Danseur en plein mouvement.

Il me semble que penser collectivement les changements permet de susciter l’engagement... mais, est-ce qu’il ne serait pas naturel et compréhensible d’avoir peur du changement ?

Les changements sont constants et incessants. Tout système est en mouvement constant pour maintenir un équilibre dynamique. Comme sur un vélo, si vous arrêtez de bouger le système tombe, plus rien ne fonctionne.

Donc le changement maintient le système dans son équilibre. Ce qui veut dire que l’on change souvent pour mieux rester les mêmes. En sport par exemple, les joueurs sur le terrain ne sont jamais immobiles, ils changent de place, de rythme, d’énergie… pourtant chacun reste dans son rôle et mobilise ses propres forces et compétences de manière créative dans le respect des règles du jeu. S’ils font équipe et peuvent gagner des matchs, c’est précisément parce que ces changements dans le système servent à ce que le fonctionnement global du système, lui, ne change pas… Cet équilibre dynamique permet au système de s’adapter en rétroaction à l’extérieur, cela lui permet de maintenir sa dynamique et son efficacité.

Selon Gregory Bateson de l’École de Palo Alto, il y a des changements de niveau 1 et des changements de niveau 2.

Les changements de niveau 1 entrainent la modification de certains facteurs à l’intérieur d’un système qui pourtant demeure relativement stable. Ces changements permettent au système de se maintenir dans son fonctionnement.

Les changements de niveau 2 quant à eux modifient le système lui-même.

C’est pour cela que, parfois un petit changement peut avoir de gros effets, et de gros changements ne provoquer que de petits effets.

S’adapter collectivement et que les parties du système se réajustent dans un équilibre dynamique pour permettre que le tout continue de fonctionner, correspond à un changement de niveau 1. Par exemple, quand la police arrête la personne à la tête de la mafia, l’hydre sort une nouvelle tête et finalement, le changement n’a rien changé. Tout continue comme avant.

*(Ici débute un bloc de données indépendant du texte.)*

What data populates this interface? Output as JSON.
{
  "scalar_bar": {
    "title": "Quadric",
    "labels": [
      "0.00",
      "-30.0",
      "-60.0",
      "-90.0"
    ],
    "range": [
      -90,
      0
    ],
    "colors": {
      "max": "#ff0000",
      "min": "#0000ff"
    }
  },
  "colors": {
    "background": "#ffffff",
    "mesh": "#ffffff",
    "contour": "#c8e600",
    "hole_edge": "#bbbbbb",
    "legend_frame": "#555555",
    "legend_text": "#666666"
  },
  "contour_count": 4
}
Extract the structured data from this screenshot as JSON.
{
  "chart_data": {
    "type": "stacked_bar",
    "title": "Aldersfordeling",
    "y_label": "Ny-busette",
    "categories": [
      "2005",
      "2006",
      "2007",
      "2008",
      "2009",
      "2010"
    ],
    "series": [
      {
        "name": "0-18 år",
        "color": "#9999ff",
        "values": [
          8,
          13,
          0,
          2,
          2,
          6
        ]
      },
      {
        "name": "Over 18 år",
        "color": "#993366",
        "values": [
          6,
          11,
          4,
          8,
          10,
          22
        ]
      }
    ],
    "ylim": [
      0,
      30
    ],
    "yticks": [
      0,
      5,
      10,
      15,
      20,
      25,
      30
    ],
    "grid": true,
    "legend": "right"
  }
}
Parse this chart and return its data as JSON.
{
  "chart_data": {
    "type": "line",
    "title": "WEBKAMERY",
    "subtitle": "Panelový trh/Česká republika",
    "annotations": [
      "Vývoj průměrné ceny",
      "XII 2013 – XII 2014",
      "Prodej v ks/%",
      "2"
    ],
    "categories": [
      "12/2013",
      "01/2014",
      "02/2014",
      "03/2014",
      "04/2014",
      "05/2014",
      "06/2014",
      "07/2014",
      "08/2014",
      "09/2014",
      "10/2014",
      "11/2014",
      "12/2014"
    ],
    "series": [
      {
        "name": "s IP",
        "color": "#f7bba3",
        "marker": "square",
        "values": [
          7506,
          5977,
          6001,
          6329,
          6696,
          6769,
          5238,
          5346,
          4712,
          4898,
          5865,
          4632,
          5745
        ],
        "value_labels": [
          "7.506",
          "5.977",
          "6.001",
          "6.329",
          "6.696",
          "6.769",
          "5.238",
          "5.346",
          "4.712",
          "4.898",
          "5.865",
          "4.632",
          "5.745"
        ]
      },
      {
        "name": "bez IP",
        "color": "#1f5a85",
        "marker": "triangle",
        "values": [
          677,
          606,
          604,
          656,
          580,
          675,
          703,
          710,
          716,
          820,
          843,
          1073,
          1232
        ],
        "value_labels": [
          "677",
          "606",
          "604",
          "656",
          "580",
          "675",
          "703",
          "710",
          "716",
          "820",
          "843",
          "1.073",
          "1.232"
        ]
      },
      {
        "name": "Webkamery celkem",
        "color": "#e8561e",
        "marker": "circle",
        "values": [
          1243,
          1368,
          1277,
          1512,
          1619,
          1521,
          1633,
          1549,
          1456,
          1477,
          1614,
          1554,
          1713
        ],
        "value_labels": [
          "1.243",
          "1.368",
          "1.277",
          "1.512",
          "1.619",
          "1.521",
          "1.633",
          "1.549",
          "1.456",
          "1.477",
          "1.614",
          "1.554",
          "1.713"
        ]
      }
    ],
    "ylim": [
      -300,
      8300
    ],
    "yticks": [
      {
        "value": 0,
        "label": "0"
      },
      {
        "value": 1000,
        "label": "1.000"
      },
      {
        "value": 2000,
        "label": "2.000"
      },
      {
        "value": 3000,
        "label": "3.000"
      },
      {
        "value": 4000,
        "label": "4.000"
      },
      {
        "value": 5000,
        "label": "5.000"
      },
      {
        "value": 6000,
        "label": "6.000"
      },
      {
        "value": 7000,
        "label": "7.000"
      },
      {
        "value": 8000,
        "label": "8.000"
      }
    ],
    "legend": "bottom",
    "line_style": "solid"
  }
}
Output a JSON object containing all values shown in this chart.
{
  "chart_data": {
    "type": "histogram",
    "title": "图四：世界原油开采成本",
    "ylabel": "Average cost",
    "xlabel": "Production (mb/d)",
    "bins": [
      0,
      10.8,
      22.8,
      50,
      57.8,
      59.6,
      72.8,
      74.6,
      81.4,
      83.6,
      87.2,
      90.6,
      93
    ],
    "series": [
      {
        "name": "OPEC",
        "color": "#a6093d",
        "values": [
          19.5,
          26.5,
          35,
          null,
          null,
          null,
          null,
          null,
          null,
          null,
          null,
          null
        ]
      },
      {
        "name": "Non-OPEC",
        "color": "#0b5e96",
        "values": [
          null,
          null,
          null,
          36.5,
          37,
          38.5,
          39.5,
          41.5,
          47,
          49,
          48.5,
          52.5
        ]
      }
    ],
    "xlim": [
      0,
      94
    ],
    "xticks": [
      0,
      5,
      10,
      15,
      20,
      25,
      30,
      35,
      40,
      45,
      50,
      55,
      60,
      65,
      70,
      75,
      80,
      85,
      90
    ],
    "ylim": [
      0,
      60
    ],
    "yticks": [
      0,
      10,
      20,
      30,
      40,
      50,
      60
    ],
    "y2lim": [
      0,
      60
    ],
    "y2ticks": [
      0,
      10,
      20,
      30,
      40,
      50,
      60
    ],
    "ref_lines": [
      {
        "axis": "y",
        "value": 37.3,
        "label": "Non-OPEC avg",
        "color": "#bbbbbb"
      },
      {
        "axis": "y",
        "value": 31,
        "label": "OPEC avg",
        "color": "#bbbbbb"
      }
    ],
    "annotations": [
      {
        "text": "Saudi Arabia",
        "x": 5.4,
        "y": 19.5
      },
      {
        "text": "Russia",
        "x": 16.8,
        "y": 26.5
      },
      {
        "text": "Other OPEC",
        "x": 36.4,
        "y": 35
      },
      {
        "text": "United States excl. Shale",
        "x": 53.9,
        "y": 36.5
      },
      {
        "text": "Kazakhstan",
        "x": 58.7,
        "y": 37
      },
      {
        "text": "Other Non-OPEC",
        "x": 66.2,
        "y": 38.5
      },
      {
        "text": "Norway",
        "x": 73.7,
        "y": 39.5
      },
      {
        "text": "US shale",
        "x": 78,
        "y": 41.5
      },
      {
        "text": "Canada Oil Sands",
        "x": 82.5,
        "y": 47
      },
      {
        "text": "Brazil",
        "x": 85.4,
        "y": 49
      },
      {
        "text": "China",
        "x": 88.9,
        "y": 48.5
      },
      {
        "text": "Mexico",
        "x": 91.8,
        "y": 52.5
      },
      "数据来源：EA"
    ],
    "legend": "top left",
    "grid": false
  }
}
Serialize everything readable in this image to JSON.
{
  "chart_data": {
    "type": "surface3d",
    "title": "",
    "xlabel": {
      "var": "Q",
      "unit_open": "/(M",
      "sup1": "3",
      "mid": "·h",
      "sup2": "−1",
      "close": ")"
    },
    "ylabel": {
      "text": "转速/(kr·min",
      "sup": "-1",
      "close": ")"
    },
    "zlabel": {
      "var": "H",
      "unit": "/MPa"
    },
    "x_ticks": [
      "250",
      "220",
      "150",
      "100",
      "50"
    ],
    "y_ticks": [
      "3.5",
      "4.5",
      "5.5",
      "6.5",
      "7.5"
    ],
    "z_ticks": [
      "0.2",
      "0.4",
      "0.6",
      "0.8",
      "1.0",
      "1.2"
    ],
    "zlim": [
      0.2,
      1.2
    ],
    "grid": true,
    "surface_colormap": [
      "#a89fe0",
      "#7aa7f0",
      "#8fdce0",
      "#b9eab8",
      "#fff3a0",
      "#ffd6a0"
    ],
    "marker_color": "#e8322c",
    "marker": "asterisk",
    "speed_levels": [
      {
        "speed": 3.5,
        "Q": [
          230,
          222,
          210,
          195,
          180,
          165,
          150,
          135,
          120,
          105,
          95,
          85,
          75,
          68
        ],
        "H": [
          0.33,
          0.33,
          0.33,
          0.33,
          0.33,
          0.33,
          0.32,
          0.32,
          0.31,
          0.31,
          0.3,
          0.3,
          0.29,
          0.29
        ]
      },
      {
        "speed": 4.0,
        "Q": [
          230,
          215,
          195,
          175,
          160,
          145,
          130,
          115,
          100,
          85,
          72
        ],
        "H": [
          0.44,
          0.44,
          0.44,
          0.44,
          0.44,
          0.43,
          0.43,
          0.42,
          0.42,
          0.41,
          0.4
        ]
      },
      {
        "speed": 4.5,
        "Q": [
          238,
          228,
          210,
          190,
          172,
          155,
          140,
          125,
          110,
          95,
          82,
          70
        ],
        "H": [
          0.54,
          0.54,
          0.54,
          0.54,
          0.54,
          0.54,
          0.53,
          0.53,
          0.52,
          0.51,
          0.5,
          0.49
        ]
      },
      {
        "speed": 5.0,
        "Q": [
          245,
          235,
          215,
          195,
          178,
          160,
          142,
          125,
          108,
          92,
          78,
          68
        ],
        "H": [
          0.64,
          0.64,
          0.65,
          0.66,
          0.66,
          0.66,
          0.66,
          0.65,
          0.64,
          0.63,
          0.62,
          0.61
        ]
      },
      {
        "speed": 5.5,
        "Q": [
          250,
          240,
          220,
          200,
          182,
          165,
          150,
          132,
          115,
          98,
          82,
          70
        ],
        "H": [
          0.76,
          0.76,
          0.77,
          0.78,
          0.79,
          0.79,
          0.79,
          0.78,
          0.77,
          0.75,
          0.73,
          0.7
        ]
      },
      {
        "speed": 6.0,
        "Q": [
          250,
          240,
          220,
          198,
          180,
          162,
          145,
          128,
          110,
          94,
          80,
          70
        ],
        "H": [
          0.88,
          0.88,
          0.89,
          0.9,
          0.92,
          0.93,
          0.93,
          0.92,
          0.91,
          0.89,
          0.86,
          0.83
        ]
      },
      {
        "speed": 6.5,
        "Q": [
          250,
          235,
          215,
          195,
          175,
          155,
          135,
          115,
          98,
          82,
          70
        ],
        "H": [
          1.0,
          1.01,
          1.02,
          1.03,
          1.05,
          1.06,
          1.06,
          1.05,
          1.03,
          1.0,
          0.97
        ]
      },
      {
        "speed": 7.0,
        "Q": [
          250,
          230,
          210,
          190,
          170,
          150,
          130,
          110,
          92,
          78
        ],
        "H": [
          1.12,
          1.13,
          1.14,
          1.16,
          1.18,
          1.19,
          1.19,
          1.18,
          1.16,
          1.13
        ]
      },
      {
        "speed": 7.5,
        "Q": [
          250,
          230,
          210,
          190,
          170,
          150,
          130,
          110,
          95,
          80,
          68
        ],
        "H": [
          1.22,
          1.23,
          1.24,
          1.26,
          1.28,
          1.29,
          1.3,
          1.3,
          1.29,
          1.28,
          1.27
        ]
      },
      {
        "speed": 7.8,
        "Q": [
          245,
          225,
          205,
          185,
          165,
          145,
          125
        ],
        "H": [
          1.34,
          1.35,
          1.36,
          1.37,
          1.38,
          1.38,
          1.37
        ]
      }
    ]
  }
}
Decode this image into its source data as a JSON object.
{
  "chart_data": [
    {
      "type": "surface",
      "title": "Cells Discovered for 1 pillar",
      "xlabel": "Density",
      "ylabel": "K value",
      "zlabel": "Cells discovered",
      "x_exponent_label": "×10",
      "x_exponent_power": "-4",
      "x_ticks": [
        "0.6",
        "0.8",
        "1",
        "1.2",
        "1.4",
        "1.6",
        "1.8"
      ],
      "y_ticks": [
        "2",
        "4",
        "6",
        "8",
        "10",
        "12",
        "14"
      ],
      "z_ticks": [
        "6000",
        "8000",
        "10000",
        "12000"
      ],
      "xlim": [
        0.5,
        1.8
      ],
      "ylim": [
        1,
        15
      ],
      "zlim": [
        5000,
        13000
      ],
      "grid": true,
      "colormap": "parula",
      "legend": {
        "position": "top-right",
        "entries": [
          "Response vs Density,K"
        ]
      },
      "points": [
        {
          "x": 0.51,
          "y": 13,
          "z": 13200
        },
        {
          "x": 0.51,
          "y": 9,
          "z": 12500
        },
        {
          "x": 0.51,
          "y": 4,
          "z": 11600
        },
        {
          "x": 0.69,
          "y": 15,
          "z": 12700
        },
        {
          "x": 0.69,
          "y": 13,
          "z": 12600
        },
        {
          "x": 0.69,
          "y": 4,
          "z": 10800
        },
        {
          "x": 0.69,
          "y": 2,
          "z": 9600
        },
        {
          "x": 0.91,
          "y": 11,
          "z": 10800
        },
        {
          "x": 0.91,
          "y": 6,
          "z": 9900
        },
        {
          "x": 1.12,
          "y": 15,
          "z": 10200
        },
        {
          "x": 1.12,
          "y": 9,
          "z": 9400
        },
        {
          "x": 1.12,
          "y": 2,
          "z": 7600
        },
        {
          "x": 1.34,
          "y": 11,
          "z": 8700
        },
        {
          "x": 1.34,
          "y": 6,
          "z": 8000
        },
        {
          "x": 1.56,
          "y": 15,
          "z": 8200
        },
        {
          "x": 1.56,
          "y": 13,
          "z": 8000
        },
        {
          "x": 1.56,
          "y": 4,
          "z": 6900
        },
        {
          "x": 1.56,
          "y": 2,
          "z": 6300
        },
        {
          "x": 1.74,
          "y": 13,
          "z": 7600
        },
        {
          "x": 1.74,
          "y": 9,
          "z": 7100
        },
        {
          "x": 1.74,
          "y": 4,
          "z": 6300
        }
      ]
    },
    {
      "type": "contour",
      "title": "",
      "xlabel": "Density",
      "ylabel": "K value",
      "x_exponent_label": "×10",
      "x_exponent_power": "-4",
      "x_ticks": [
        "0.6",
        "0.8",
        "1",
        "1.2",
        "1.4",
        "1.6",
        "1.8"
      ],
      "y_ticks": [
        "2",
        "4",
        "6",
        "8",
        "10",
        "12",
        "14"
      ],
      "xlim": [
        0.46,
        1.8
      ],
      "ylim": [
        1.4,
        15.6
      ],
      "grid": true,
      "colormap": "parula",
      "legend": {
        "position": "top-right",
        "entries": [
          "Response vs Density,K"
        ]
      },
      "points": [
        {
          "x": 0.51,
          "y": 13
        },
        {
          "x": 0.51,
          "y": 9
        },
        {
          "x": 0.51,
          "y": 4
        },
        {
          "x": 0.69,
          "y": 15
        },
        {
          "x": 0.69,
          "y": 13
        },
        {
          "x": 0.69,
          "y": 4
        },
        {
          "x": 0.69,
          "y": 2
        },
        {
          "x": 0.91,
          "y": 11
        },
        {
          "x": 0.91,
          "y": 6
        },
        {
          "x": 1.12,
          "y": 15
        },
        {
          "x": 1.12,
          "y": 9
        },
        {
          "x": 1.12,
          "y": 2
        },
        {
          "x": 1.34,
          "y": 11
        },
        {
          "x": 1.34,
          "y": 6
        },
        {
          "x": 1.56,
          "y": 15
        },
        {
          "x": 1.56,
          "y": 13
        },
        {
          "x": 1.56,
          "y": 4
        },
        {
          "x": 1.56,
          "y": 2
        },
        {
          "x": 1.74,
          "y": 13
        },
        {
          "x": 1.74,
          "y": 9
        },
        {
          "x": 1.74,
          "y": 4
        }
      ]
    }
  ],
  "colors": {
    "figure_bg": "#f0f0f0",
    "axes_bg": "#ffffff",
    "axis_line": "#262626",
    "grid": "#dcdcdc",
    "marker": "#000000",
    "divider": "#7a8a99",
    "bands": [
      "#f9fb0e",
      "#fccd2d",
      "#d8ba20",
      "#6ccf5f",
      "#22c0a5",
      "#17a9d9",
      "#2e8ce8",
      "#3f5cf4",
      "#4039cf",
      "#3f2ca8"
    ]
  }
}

Au contraire, on peut croire que légaliser la marijuana, aurait un autre effet. Un nouveau système devrait se mettre en place. Personne ne sait par avance ce qui devrait s’inventer et les dynamiques nouvelles de fonctionnement que cela produirait. Il s’agirait alors d’un changement de niveau 2. Les rouages, les engrenages, les interdépendances, les chaines de réaction… tout aurait à se réajuster, à bouger.

C’est cela qui est déstabilisant dans un changement de niveau 2 : perdre ses repères, voir ses références remises en question. Est-ce qu’il ne serait pas naturel et compréhensible d’en avoir peur ? De chercher à l’éviter ? D’y résister ?

Nous le savons : que le changement soit positif ou négatif, quel que soit le plan en amont, changer génère un sentiment de perte.

Souvent, les dirigeants pensent les modifications nécessaires et construisent un plan pour les mettre en œuvre, puis annoncent ces modalités aux équipes. À partir de ce moment, les rétroactions du système apparaissent. Le changement vient heurter les fonctionnements installés et le système cherche alors à maintenir les dynamiques préexistantes. Les acteurs résistent au changement…

On peut considérer les résistances à partir de différentes grilles de lecture[1], qui ne sont pas nécessairement contradictoires entre elles.

La vision morale pose un jugement en considérant que les acteurs sont irrationnels.

La vision stratégique considère qu’il s’agit de lutter pour conserver ses intérêts et défendre son pouvoir.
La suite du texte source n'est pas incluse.